The final bill contained one other new component: an “inseverability clause” stating that if any part of the marriage bill is found to be invalid by a court of law, the entire bill will be deemed invalid.
Stephen Saland (R-Poughkeepsie), speaking on the floor of the Senate before the vote, explained that the purpose of that amendment was to make sure that religious organizations would not be liable under anti-discrimination laws, and that any conflicts would be resolved in favor of the religious exemptions.
Saland’s declaration that he would vote yes was the first public confirmation that the bill had enough votes for passage. He told the Senate, “I have to define doing the right thing as treating all persons with equality.

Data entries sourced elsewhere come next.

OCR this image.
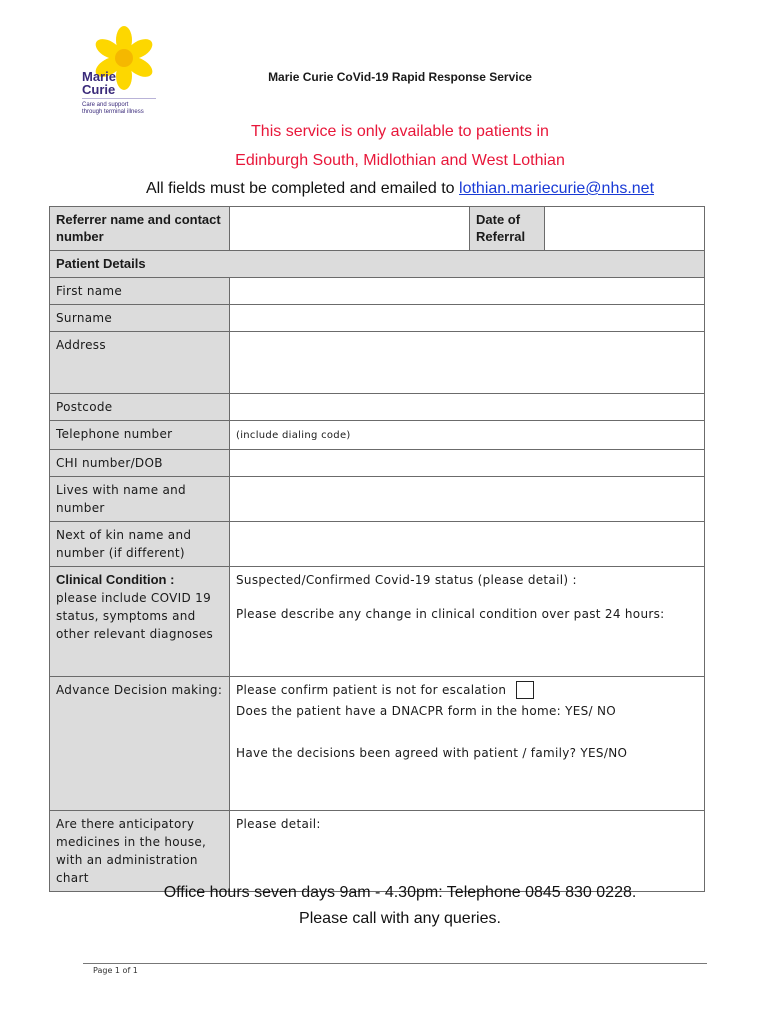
Marie
Curie
Care and support
through terminal illness
Marie Curie CoVid-19 Rapid Response Service
This service is only available to patients in
Edinburgh South, Midlothian and West Lothian
All fields must be completed and emailed to lothian.mariecurie@nhs.net
Referrer name and contact number		Date of Referral	
Patient Details			
First name			
Surname			
Address			
Postcode			
Telephone number	(include dialing code)		
CHI number/DOB			
Lives with name and number			
Next of kin name and number (if different)			

Clinical Condition :
please include COVID 19 status, symptoms and other relevant diagnoses	Suspected/Confirmed Covid-19 status (please detail) :
Please describe any change in clinical condition over past 24 hours:		

Advance Decision making:	Please confirm patient is not for escalation
Does the patient have a DNACPR form in the home: YES/ NO
Have the decisions been agreed with patient / family? YES/NO		

Are there anticipatory medicines in the house, with an administration chart	Please detail:		
Office hours seven days 9am - 4.30pm: Telephone 0845 830 0228.
Please call with any queries.
Page 1 of 1
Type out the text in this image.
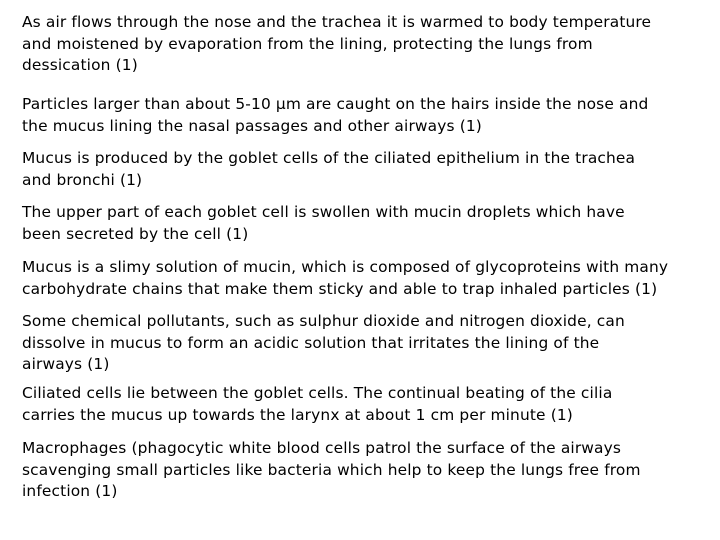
As air flows through the nose and the trachea it is warmed to body temperature
and moistened by evaporation from the lining, protecting the lungs from
dessication (1)

Particles larger than about 5-10 μm are caught on the hairs inside the nose and
the mucus lining the nasal passages and other airways (1)

Mucus is produced by the goblet cells of the ciliated epithelium in the trachea
and bronchi (1)

The upper part of each goblet cell is swollen with mucin droplets which have
been secreted by the cell (1)

Mucus is a slimy solution of mucin, which is composed of glycoproteins with many
carbohydrate chains that make them sticky and able to trap inhaled particles (1)

Some chemical pollutants, such as sulphur dioxide and nitrogen dioxide, can
dissolve in mucus to form an acidic solution that irritates the lining of the
airways (1)

Ciliated cells lie between the goblet cells. The continual beating of the cilia
carries the mucus up towards the larynx at about 1 cm per minute (1)

Macrophages (phagocytic white blood cells patrol the surface of the airways
scavenging small particles like bacteria which help to keep the lungs free from
infection (1)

And that equality includes within the definition of marriage. . . . My vote is a vote of conscience.”
In the end, Saland was one of four Republicans voting yes. Republican senators James Alesi (R-Monroe) and Roy J. McDonald (R-Saratoga) also voted in favor of the bill, as promised the week before.
One surprise Republican vote was that of Mark Grisanti (R-Buffalo), who said that although he is a practicing Catholic, “I cannot legally come up with an argument against same-sex marriage.”
Three Democratic state senators who had voted “no” on a marriage bill in 2009—Joseph Addabbo Jr. (D-Queens), Shirley Huntley (D-Queens), and Carl Kruger (D-Brooklyn)—also voted “yes.”
Senator Tom Duane (D-Manhattan), who is openly gay, spoke to the Senate about his partner, Louis Webre, saying, “Marriage says that we are a family.” The bill, he said, is “going to strengthen my family and all New York families.”
One Democratic senator, Rubén Díaz (D-Bronx) voted against the bill.
New York is now the most populous state with marriage equality. It joins five other states—Connecticut, Iowa, Massachusetts, New Hampshire, and Vermont—and the District of Columbia, in allowing same-sex couples to marry.
It is the third state (and the fourth jurisdiction including the District of Columbia) to enact marriage equality purely through the legislature, with no state Supreme Court ruling requiring the legislature to enact such a law.
With Wednesday’s vote, the percentage of same-sex couples living in states that allow them to marry has thus more than doubled, from 6.9 percent to 14.3 percent, according to an analysis of the U.S. Census Bureau’s 2009 American Community Survey by the Williams Institute of UCLA.
And the percentage of the U.S. population living in a state that allows same-sex couples to marry has more than doubled, from 5.1 to 11.4 percent, according to Census 2010 and the Williams Institute.
All eyes now turn to neighboring New Jersey, where Assemblyman Reed Gusciora (D-Mercer), the state’s only openly gay legislator, introduced a marriage equality bill June 13.
The New Jersey Senate President Steve Sweeney on June 20 apologized on the floor of the Senate for not voting in favor of marriage equality in January 2010, when it was defeated. Sweeney’s apology prompted Steven Goldstein, chair of New Jersey’s leading LGBT political group, Garden State Equality, to issue a statement noting that the votes are there to pass marriage equality in both houses of the legislature—but not to override the expected veto from Governor Chris Christie (R). That means, Goldstein said, that “New Jersey will have to win marriage equality through other means.”
When it became clear Friday night that New York would pass marriage equality, Garden State Equality and Lambda Legal issued a statement saying, “Soon there will be a major announcement” regarding marriage equality in New Jersey.
The New Jersey Supreme Court in June 2010 refused to hear a case that claimed the state’s civil union law did not provide full equality. It said the case must first go through the trial court process—making such a process the likely next step for advocates of marriage equality.